> But anyway, I have never been satisfied. Wind noise is always
> audible, even in small wind and when mics are close to the ground.
Windshield design is quite complex. If you place the best windshield
in turbulent air it will create noise from the energy in the
turbulence. There is often less turbulence low down - and in general
lower windspeeds as well - but behind an object like a tree or other
obstacle, the air can be quite turbulent.
Turbulent air has vortices - like smoke rings - which are fairly
stable and don't produce noise on their own. When a vortex meets a
fixed object, its enregy is released as LF noise.
The windshield itself must produce minimum turbulence by having as
rounded a shape as possible all over, not just it front of the mic.
Avoid all sharp corners or sharp curves. Make sure a stand or support
is not producing turbulence.
The outer cover should be a thin as possible to preserve high
frequencies. For the same reason there should be only one wind
barrier. This outer layer acts as a high pass filter, giving a bass
roll-off, including zero frequency. Test materials by trying to blow
through them - there should be some resistance to ait passing through.
False fur is fairly transparent to sound but it can affect the
frequency response, but helps to minimise secondary turbulence.
Using a foam gag inside a larger windshield does little to help
because, in there, the wind has already been converted to noise, and
it can spoil a frequency response which cost a lot of money.

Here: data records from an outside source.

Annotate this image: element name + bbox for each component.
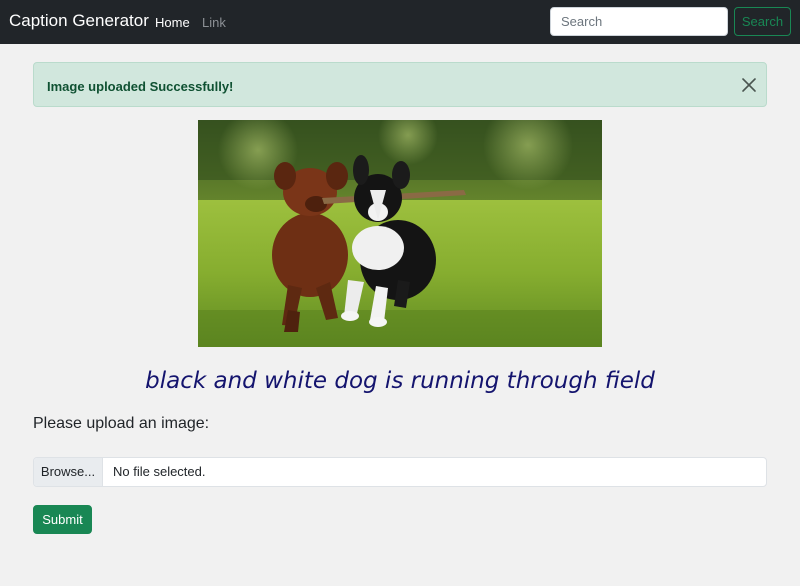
upload-label: Please upload an image: <box>33 415 210 432</box>
submit-button[interactable]: Submit <box>33 505 92 534</box>
alert-message: Image uploaded Successfully! <box>47 79 234 94</box>
file-status: No file selected. <box>113 464 206 479</box>
search-button[interactable]: Search <box>734 7 791 36</box>
uploaded-photo <box>198 120 602 347</box>
nav-link-home[interactable]: Home <box>155 15 190 30</box>
navbar-brand[interactable]: Caption Generator <box>9 11 149 31</box>
file-input[interactable]: Browse... No file selected. <box>33 457 767 487</box>
nav-link-link[interactable]: Link <box>202 15 226 30</box>
browse-button[interactable]: Browse... <box>34 458 103 486</box>
generated-caption: black and white dog is running through f… <box>145 368 655 394</box>
close-icon[interactable] <box>740 76 758 94</box>
search-input[interactable] <box>550 7 728 36</box>
navbar: Caption Generator Home Link Search <box>0 0 800 44</box>
success-alert: Image uploaded Successfully! <box>33 62 767 107</box>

With a mic with an extended LF response, it is worth using a bass
roll-off to avoid LF overloading. There is no point in recording
frequencies you don't use later. With digital recording, you can put
back LF without losing quality.
The other source of rumble is the windshield itself which is a matter
of design. It is important to avoid resonances in the shield and
If you want to record wind, that is one of the most difficult things
to record. We hear wind turbulence caused by our ears and head, but
good results can be had from wind in trees or blowing through a bush.